Kate Middleton, the Duchess of Cambridge, showed off her growing baby bump during a public appearance in London this morning.
Of course, it wasn't the only story about her appearance today.
The British author Hilary Mantel found herself in the middle of controversy when one of her lectures about Kate was published by the London Review of Books today.
The lecture included comments like this:
"Kate Middleton, as she was, appeared to have been designed by a committee and built by craftsmen, with a perfect plastic smile and the spindles of her limbs hand-turned and gloss-varnished... without quirks, without oddities, without the risk of the emergence of character." – Author Hilary Mantel said.
Taken with no context, it appears to be pretty harsh stuff and, as you can imagine, a lot of people jumped all over Hilary Mantel for saying it.
Newspapers, magazines and blogs came to Kate Middleton's defense, calling Mantel's comments "cutting," "venomous," "bizarre" and "creepy."
Mantel recommended that the Duchess read a book published in 2006, by the cultural historian Caroline Weber, Queen of Fashion: What Marie Antoinette Wore to the Revolution, saying:
"It’s rather that I saw Kate becoming a jointed doll on which certain rags are hung.
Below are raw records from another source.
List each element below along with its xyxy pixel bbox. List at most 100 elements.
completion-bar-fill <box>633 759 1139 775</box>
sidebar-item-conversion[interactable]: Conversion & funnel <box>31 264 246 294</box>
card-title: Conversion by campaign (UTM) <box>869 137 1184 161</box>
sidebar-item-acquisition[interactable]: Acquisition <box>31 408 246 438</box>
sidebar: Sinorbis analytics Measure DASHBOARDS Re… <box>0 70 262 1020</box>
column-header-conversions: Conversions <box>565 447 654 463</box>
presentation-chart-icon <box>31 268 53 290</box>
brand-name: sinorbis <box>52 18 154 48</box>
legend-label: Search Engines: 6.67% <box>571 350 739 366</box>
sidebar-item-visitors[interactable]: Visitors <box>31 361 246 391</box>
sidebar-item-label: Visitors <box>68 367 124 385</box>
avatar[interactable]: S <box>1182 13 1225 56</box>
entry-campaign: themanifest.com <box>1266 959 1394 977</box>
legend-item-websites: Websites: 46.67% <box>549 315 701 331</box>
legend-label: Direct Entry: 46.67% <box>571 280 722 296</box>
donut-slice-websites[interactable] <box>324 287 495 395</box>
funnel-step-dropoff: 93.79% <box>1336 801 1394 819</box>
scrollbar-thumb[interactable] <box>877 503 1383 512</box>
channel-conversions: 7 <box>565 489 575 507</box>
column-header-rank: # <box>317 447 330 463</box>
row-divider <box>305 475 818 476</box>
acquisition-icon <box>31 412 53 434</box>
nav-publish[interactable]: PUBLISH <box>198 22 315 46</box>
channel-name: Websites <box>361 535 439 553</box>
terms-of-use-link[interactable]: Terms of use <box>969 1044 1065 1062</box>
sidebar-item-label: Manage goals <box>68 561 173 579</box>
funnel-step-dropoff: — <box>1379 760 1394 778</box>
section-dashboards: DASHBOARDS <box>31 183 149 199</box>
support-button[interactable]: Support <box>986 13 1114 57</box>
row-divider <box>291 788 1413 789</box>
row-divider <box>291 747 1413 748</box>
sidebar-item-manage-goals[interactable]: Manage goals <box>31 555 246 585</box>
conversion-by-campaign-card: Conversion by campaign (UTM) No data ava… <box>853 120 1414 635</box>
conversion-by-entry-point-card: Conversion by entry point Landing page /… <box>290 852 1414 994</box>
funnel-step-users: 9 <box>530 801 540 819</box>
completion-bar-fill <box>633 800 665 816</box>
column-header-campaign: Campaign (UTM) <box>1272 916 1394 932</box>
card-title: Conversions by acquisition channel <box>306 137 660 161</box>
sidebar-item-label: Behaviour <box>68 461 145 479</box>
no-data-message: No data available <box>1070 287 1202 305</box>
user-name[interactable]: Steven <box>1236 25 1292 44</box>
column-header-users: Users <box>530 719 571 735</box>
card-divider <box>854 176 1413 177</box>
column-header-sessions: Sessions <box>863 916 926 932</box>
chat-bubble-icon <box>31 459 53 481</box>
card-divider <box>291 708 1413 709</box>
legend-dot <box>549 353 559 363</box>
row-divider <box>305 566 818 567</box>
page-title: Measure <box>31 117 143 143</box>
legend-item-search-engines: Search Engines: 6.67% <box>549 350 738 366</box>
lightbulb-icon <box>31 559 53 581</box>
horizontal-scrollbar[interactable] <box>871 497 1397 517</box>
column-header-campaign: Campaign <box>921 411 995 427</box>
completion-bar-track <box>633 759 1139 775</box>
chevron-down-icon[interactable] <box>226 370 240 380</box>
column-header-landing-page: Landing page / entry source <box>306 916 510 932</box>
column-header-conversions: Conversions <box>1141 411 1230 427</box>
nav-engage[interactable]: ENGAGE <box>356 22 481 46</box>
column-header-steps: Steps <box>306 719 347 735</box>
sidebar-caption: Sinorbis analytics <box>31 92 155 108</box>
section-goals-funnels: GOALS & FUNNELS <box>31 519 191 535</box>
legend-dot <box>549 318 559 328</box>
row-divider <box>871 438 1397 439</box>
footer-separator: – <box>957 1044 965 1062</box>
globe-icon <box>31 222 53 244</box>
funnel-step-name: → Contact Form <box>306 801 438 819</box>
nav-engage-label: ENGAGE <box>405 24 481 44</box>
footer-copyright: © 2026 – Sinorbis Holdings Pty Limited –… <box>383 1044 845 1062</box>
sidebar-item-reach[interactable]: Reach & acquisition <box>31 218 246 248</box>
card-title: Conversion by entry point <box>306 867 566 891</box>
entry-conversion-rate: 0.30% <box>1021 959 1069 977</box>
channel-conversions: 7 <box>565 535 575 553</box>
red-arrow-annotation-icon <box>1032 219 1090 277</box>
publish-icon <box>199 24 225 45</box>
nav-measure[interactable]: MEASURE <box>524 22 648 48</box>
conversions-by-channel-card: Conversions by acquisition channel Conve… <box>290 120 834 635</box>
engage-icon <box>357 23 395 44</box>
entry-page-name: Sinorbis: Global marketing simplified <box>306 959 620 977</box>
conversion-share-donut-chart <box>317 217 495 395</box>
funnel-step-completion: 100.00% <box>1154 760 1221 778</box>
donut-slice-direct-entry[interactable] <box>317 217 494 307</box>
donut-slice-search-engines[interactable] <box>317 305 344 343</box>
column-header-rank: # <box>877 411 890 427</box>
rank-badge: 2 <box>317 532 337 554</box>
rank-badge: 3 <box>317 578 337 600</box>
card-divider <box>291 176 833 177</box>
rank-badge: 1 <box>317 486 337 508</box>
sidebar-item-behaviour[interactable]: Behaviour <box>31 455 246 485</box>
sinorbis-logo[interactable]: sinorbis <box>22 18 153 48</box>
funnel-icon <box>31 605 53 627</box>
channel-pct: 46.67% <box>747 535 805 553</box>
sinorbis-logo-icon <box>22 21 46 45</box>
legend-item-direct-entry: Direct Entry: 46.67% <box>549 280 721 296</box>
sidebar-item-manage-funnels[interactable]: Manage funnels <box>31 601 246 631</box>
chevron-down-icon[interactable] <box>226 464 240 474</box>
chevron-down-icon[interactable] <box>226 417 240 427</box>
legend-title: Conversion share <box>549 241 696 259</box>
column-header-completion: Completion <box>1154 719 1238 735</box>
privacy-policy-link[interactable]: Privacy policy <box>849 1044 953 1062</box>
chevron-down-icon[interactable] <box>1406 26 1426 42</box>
In those days she was a shop-window mannequin, with no personality of her own, entirely defined by what she wore. These days she is a mother-to-be, and draped in another set of threadbare attributions."
We reached out to Columbia University Professor Caroline Weber and she responded to Mantel's article:
"The problem Mantel identifies isn't that the Duchess of Cambridge is "only" a fashion-plate + an expecting mother. The problem is that the media construes the Duchess's role in decorative + reproductive terms alone. Fifty years after Betty Friedan published the Feminine Mystique, it is shocking that that should be the case. That- + not Mantel's insightful speech on the subject- is the real scandal here."